I got involved in some SERIOUS BUSINESS too, and covered the event for Gamasutra. Check out my big-girl cover feature! I also interviewed the VP of Global Marketing for Microsoft's Interactive Entertainment business-- but couldn't find a place in the feature for the brow-raising quote he gave me that Forza 2 can "absolutely" train people to be racecar drivers. Nor would I include it even if I could; that's the last thing we need to feed the fire of the world's Jack Thompson Army.
The Cliff's Notes-- games totally can spread a message to millions of people, and motivate them to act in favor of a good cause, or against injustice. But in all of this grand, socially-conscious idealism, what's getting buried is the idea that these games still need to be good, well-made, solid and entertaining games. Nobody wants to play a grim sim for four hours to get "the message," and maybe the best way to educate people about something overtly dull-- say, gerrymandering-- isn't to get them to draw constitutional districts by hand. Most of the games I got to play at the festival were not yet at the point you'd call commercially viable-- still, games for something other than sheer play has a lot of revolutionary potential. Time now to stop discussing potential and to start making good, effective games!
One of them I did like was Ian Bogost of Persuasive Games' Airport Security, a funny little game designed to make the point that security restrictions in airports are arbitrary and pointless. It's fun, it's simple and it gets the idea across. It won the award of "Best Social Commentary/Art Game," too! But that's what I'd expect from Ian and Persuasive Games. One of the areas of concern with these activist games is that many of the people there are only casual gamers, or not particularly educated about the industry-- for example, almost all of the attendees (academics and nonprofit workers) with whom I spoke at the event had never heard of Gamasutra. Which would be fine, except these are people who want to make independent games.

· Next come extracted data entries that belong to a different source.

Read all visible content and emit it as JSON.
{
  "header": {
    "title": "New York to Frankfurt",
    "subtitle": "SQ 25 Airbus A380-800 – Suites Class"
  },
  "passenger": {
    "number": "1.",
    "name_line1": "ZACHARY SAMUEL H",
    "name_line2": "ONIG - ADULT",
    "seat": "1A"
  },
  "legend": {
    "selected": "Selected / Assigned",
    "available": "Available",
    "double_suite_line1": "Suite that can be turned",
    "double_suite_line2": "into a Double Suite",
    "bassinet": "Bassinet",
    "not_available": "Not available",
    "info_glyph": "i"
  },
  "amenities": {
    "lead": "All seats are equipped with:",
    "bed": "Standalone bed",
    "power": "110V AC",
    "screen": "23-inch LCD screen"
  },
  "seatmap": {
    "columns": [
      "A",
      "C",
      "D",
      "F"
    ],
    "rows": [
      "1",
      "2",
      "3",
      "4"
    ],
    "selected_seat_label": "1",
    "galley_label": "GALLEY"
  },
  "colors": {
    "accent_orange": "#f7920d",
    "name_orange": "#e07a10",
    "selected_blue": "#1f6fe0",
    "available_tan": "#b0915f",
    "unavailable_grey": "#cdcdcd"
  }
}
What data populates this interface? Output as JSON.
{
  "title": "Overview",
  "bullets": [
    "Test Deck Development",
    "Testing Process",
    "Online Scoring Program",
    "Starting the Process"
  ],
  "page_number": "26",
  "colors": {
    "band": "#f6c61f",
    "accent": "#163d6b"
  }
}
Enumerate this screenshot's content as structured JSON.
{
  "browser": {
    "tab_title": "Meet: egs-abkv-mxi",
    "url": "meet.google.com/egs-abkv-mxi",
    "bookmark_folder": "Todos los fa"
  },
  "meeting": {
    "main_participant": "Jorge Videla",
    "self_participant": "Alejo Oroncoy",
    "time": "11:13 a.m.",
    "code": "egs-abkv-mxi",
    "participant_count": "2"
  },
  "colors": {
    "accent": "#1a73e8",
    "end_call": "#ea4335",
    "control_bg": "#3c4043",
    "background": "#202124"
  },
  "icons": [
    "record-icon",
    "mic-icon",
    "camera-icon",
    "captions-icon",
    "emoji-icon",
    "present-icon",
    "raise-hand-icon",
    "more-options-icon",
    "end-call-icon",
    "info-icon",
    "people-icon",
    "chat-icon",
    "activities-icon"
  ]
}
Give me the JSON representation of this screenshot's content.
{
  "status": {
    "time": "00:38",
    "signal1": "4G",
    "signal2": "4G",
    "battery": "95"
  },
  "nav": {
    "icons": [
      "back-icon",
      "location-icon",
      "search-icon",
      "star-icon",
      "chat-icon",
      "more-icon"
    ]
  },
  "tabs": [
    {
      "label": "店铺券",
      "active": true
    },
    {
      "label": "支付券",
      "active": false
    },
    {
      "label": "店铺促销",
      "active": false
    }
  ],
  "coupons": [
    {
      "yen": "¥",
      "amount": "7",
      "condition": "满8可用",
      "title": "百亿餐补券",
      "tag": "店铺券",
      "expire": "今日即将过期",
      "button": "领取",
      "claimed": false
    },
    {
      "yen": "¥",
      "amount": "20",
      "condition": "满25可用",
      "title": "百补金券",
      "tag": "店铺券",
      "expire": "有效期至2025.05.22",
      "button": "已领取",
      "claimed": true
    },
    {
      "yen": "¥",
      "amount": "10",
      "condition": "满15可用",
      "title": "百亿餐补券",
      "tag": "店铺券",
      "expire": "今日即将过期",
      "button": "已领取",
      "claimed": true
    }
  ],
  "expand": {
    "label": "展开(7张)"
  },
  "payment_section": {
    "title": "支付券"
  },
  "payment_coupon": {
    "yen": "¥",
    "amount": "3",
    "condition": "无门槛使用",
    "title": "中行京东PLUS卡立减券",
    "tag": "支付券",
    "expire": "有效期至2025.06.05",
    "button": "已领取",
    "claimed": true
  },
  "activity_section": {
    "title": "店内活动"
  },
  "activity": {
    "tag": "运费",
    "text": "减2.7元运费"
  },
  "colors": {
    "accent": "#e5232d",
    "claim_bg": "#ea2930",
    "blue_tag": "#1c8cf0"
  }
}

So, we've got some work to do, but overall the festival was a fantastic experience, and it was enormously inspiring to see a panel of schoolkids' homemade educational machinima. I was in high school less than ten years ago, and such a thing wouldn't have even been possible so recently. Wow! The panel demonstrated not only how the kids were learning to use gaming tech to spread a message, but how they themselves learned a lot about various causes by creating the videos-- gaming educating people while they educate others. Win!